Misery is a human curse. As a prisoner of the mundane, we are educated through this horror by the thrash/deathmetal quartet from Serbia, Twisted Tales, in their independent worldwide release of their second album, Bringer Of Woe, in September 20th. Like a musical grotesque, the collection takes earsplitting and slam-bang genre with pride as they divided it into 12 tracks, each battling with the other, all the while forming a beastly phantom in a world populated by sorrow, trafficked by malice, and diseased with malefaction.
Snake Eyes was the sound of creaking doors and brief whispers. With an austere guitarring, it gave a visual setting to the mind. A challenging place, discouraging by all means. After this short prelude came Bringer Of Woe. Scattered with dubs of bass, it showcased rips of guitar—impulses that appeared without notice. Like a disoriented shrieking. The particular style of the soloist was first- class. He was simply tearing open the very air. The tempo was altered as if falling out of beat. It was the kind of evil that persuades, that invites.
Bittersweet Sorrow has proven that the band was well-suited for the genre. It was performed in a highly quarrelsome manner and with solid foundation. The guitars just stab you in the back and you would not even know it. It was begrudgingly good. This much high level of playing that the scales were confusing.
Father was about the vocal acrobatics while the singer screams the title. It was rough on the skin yet appealing. This song specifically needed to be played on full volume. It was like elaborating all the sins in the world. The solo was excellent, running up and down scales and just raping the guitar until everything becomes disordered. Yet, you still can sense the message. It was clear. This was hardcore death metal.
Another bass riff opened Slow Down. This was an interesting piece since they kept changing the tempo. Gradually decreasing and decreasing, it was palatable that they remained loyal to the title. An impressive experiment. However, the solo resumed the original speed in a chaotic tone.
Another dense track was Open Eyes And See… The ability of the vocalist to constantly support his voice in that damaging technique was a serious skill. Every now and then, weeping guitars would happen, wrecking the vibrato arm and altering the pitch into numerous versions along with the drum rolls. Hellfire was a fast, bass-introduced track. The unity of instruments could be observed at this point. There was teamwork in the arrangement of the music. This piece included an almost acoustic flamenco and hollow drums. Again, the solo molested the electric guitar that it was near a crime. At this rate they continued like all of hell broke loose until the end.
Human had bits of tremolos and multiple voices. It was heavy. The solo never failed to shape the song along with the double peds as they both raise and disjoint your soul. Likewise, Sheol had the same routine, a hypnotic solo and monstrous vocals which takes form so ghastly. It was a desperate cry. All the instruments were lifelike villainous characters.
Trapped Under Glass began with another bass riff, followed by the rest.
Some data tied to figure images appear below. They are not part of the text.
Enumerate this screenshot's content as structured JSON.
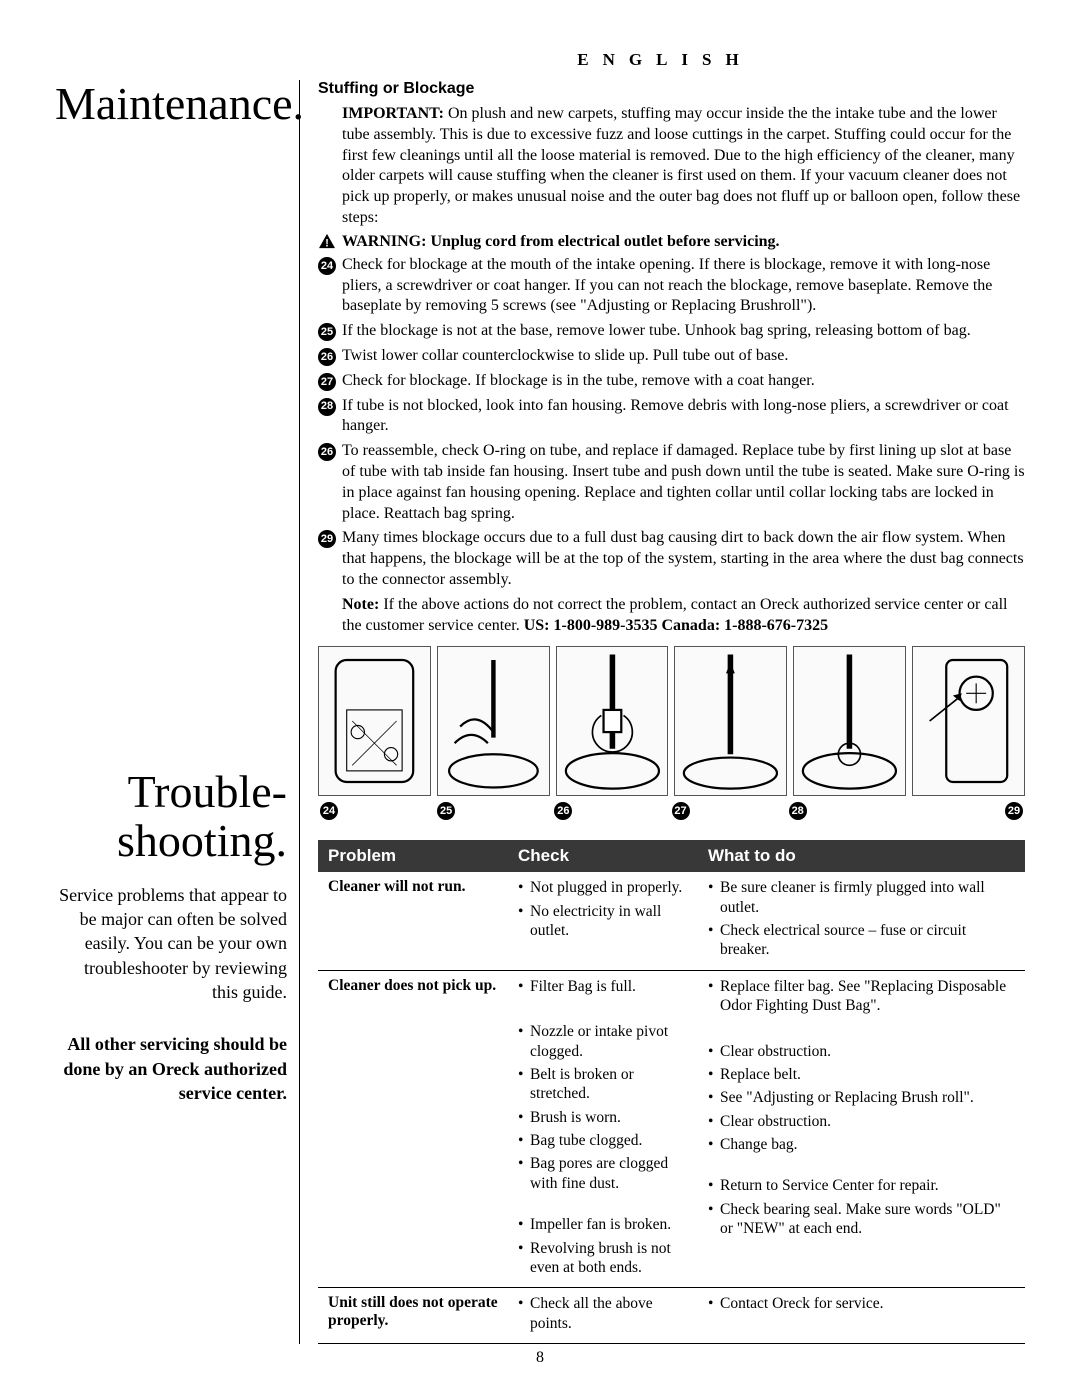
{
  "language_header": "ENGLISH",
  "page_number": "8",
  "maintenance": {
    "title": "Maintenance.",
    "subsection_title": "Stuffing or Blockage",
    "important_label": "IMPORTANT:",
    "important_text": " On plush and new carpets, stuffing may occur inside the the intake tube and the lower tube assembly. This is due to excessive fuzz and loose cuttings in the carpet. Stuffing could occur for the first few cleanings until all the loose material is removed. Due to the high efficiency of the cleaner, many older carpets will cause stuffing when the cleaner is first used on them. If your vacuum cleaner does not pick up properly, or makes unusual noise and the outer bag does not fluff up or balloon open, follow these steps:",
    "warning_text": "WARNING: Unplug cord from electrical outlet before servicing.",
    "steps": [
      {
        "num": "24",
        "text": "Check for blockage at the mouth of the intake opening. If there is blockage, remove it with long-nose pliers, a screwdriver or coat hanger. If you can not reach the blockage, remove baseplate. Remove the baseplate by removing 5 screws (see \"Adjusting or Replacing Brushroll\")."
      },
      {
        "num": "25",
        "text": "If the blockage is not at the base, remove lower tube. Unhook bag spring, releasing bottom of bag."
      },
      {
        "num": "26",
        "text": "Twist lower collar counterclockwise to slide up. Pull tube out of base."
      },
      {
        "num": "27",
        "text": "Check for blockage. If blockage is in the tube, remove with a coat hanger."
      },
      {
        "num": "28",
        "text": "If tube is not blocked, look into fan housing. Remove debris with long-nose pliers, a screwdriver or coat hanger."
      },
      {
        "num": "26",
        "text": "To reassemble, check O-ring on tube, and replace if damaged. Replace tube by first lining up slot at base of tube with tab inside fan housing. Insert tube and push down until the tube is seated. Make sure O-ring is in place against fan housing opening. Replace and tighten collar until collar locking tabs are locked in place. Reattach bag spring."
      },
      {
        "num": "29",
        "text": "Many times blockage occurs due to a full dust bag causing dirt to back down the air flow system. When that happens, the blockage will be at the top of the system, starting in the area where the dust bag connects to the connector assembly."
      }
    ],
    "note_label": "Note:",
    "note_text": " If the above actions do not correct the problem, contact an Oreck authorized service center or call the customer service center.  ",
    "phone_text": "US: 1-800-989-3535  Canada: 1-888-676-7325",
    "diagram_labels": [
      "24",
      "25",
      "26",
      "27",
      "28",
      "29"
    ]
  },
  "troubleshooting": {
    "title": "Trouble-\nshooting.",
    "intro": "Service problems that appear to be major can often be solved easily. You can be your own troubleshooter by reviewing this guide.",
    "bold_note": "All other servicing should be done by an Oreck authorized service center.",
    "headers": {
      "problem": "Problem",
      "check": "Check",
      "what": "What to do"
    },
    "rows": [
      {
        "problem": "Cleaner will not run.",
        "checks": [
          "Not plugged in properly.",
          "No electricity in wall outlet."
        ],
        "actions": [
          "Be sure cleaner is firmly plugged into wall outlet.",
          "Check electrical source – fuse or circuit breaker."
        ]
      },
      {
        "problem": "Cleaner does not pick up.",
        "checks": [
          "Filter Bag is full.",
          "Nozzle or intake pivot clogged.",
          "Belt is broken or stretched.",
          "Brush is worn.",
          "Bag tube clogged.",
          "Bag pores are clogged with fine dust.",
          "Impeller fan is broken.",
          "Revolving brush is not even at both ends."
        ],
        "actions": [
          "Replace filter bag. See \"Replacing Disposable Odor Fighting Dust Bag\".",
          "Clear obstruction.",
          "Replace belt.",
          "See \"Adjusting or Replacing Brush roll\".",
          "Clear obstruction.",
          "Change bag.",
          "Return to Service Center for repair.",
          "Check bearing seal. Make sure words \"OLD\" or \"NEW\" at each end."
        ]
      },
      {
        "problem": "Unit still does not operate properly.",
        "checks": [
          "Check all the above points."
        ],
        "actions": [
          "Contact Oreck for service."
        ]
      }
    ]
  }
}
The significant feature here was the voice overs, whispering ear-to-ear like little demons perched on your shoulders. Misanthropia was hellish. It reeked of all things evil. The tone was malignant. The abuse of tempo was persistent. Lyric-wise, it was an artless declaration of hatred.
Last track, Before I Go To Hell And Burn, focused on speed. Like Alice falling down a hellhole, it was suffocated with action. Everything passed in a heartbeat and would leave you palpitating. The degree was infectious. After some seconds of pause, there was a little encore of guitars.
Bringer Of Woes was a beautiful anomaly. No dead air. Complicated with hideous twists and clumsy experiments. The solos were carefully crafted and executed. The vocals were nonhuman. It could almost be a soundtrack for Ghost Rider and the likes of hell.